In Chinatown, a large rock painted with a message—CHINESE GO HOME!—shattered the front window of Chong & Sons, Jewelers. An arsonist’s fire gutted the Wing Sing restaurant overnight; Mr. Wing stood in the softly falling wisps of soot-flecked snow, his sober face backlit by the orange glow as he watched everything he’d built burn to the ground. Police broke up social club meetings and even a banquet celebrating the birth of Yuen Hong’s first son. The mayor refused to allow the Chinese New Year celebrations to go on out of fears for public health. In protest, the Chinese Benevolent Association organized a march down Centre Street to City Hall, where the protestors were ordered to disperse or face arrest and possible deportation. The streets smelled of pork and winter, ash from the burnings and incense from the prayers offered to ancestors they hoped would look favorably upon them in this hour. On every street, red plaques appeared outside buildings to guide the dead back home.
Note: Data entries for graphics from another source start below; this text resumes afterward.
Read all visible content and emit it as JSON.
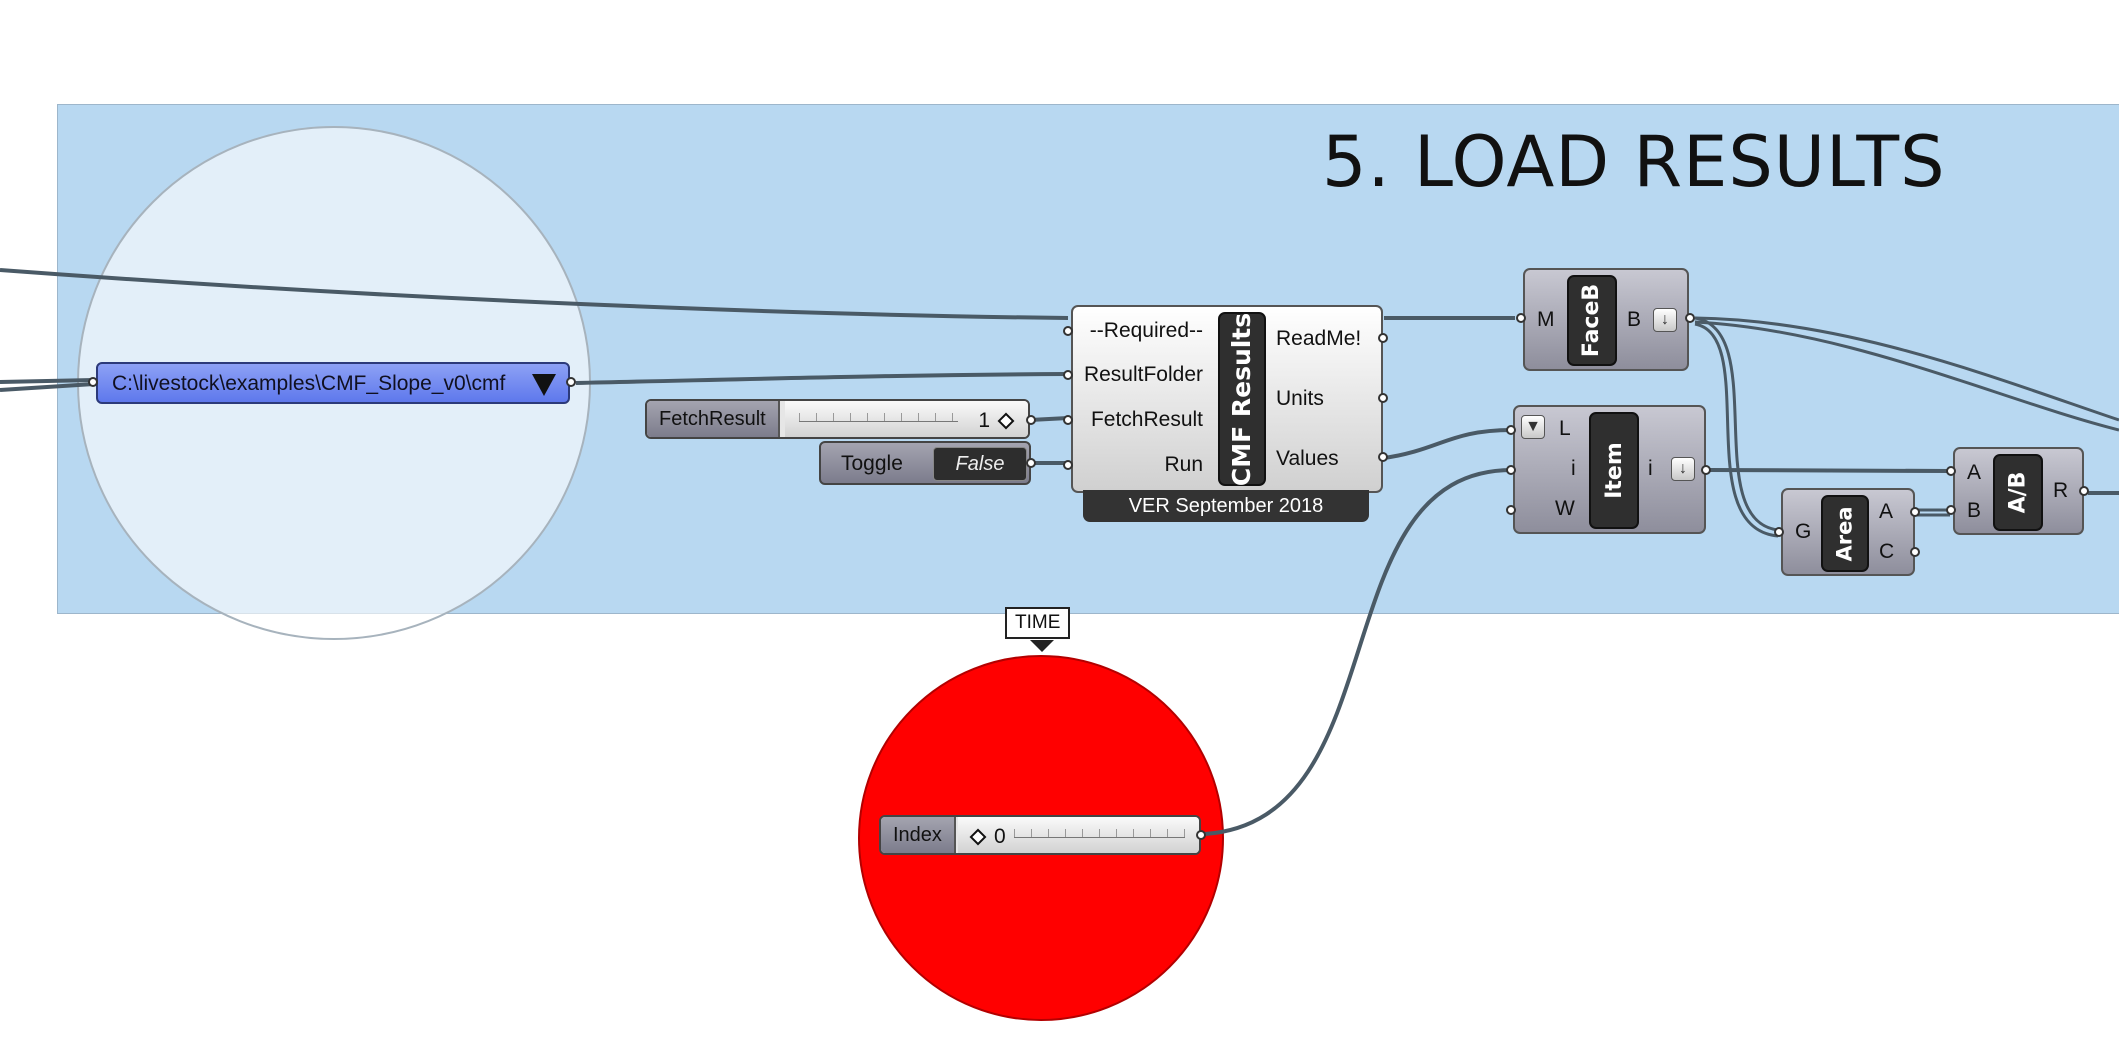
{
  "group": {
    "title": "5. LOAD RESULTS"
  },
  "panel": {
    "path": "C:\\livestock\\examples\\CMF_Slope_v0\\cmf"
  },
  "sliders": {
    "fetch_result": {
      "label": "FetchResult",
      "value": "1"
    },
    "index": {
      "label": "Index",
      "value": "0"
    }
  },
  "toggle": {
    "label": "Toggle",
    "state": "False"
  },
  "cmf_results": {
    "nickname": "CMF Results",
    "inputs": [
      "--Required--",
      "ResultFolder",
      "FetchResult",
      "Run"
    ],
    "outputs": [
      "ReadMe!",
      "Units",
      "Values"
    ],
    "version": "VER September 2018"
  },
  "faceb": {
    "nickname": "FaceB",
    "input": "M",
    "output": "B"
  },
  "item": {
    "nickname": "Item",
    "inputs": [
      "L",
      "i",
      "W"
    ],
    "output": "i"
  },
  "area": {
    "nickname": "Area",
    "input": "G",
    "outputs": [
      "A",
      "C"
    ]
  },
  "divide": {
    "nickname": "A/B",
    "inputs": [
      "A",
      "B"
    ],
    "output": "R"
  },
  "scribble": {
    "text": "TIME"
  },
  "icons": {
    "flatten": "down-arrow-icon",
    "list": "funnel-icon",
    "dropdown": "triangle-down-icon",
    "number": "diamond-icon"
  },
  "colors": {
    "group": "#b8d8f1",
    "panel": "#6f86f0",
    "halo_red": "#ff0000",
    "wire": "#4a5a66"
  }
}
Talcum powder dusted the thresholds; entrances were watched for signs of ghosts.
Fear was everywhere.
At a eugenics conference in the elegant ballroom of the Waldorf-Astoria Hotel, genteel men in genteel suits spoke of “the mongrel problem—the ruin of the white race.” They pointed to drawings and diagrams that proved most disease could be traced to inferior breeding stock. They called this science. They called it fact. They called it patriotism.
People drank their coffee and nodded in agreement.
As Memphis Campbell made his runner rounds, his thoughts were elsewhere. He and Theta hadn’t spoken since their disastrous night at Small’s Paradise. Memphis didn’t understand how you could tell a fella you loved him and then run out like that. He missed her terribly, but he had too much pride to call. Theta would need to come to him first.
“Memphis, you listening to me, son?” Bill Johnson asked. “You get that number right?”
“Yes, sir, Mr. Johnson. One, four, four,” Memphis said. “I’ll put it in for you, just like I did yesterday and the day before that. Don’t know why you keep playing it if you’re not winning.”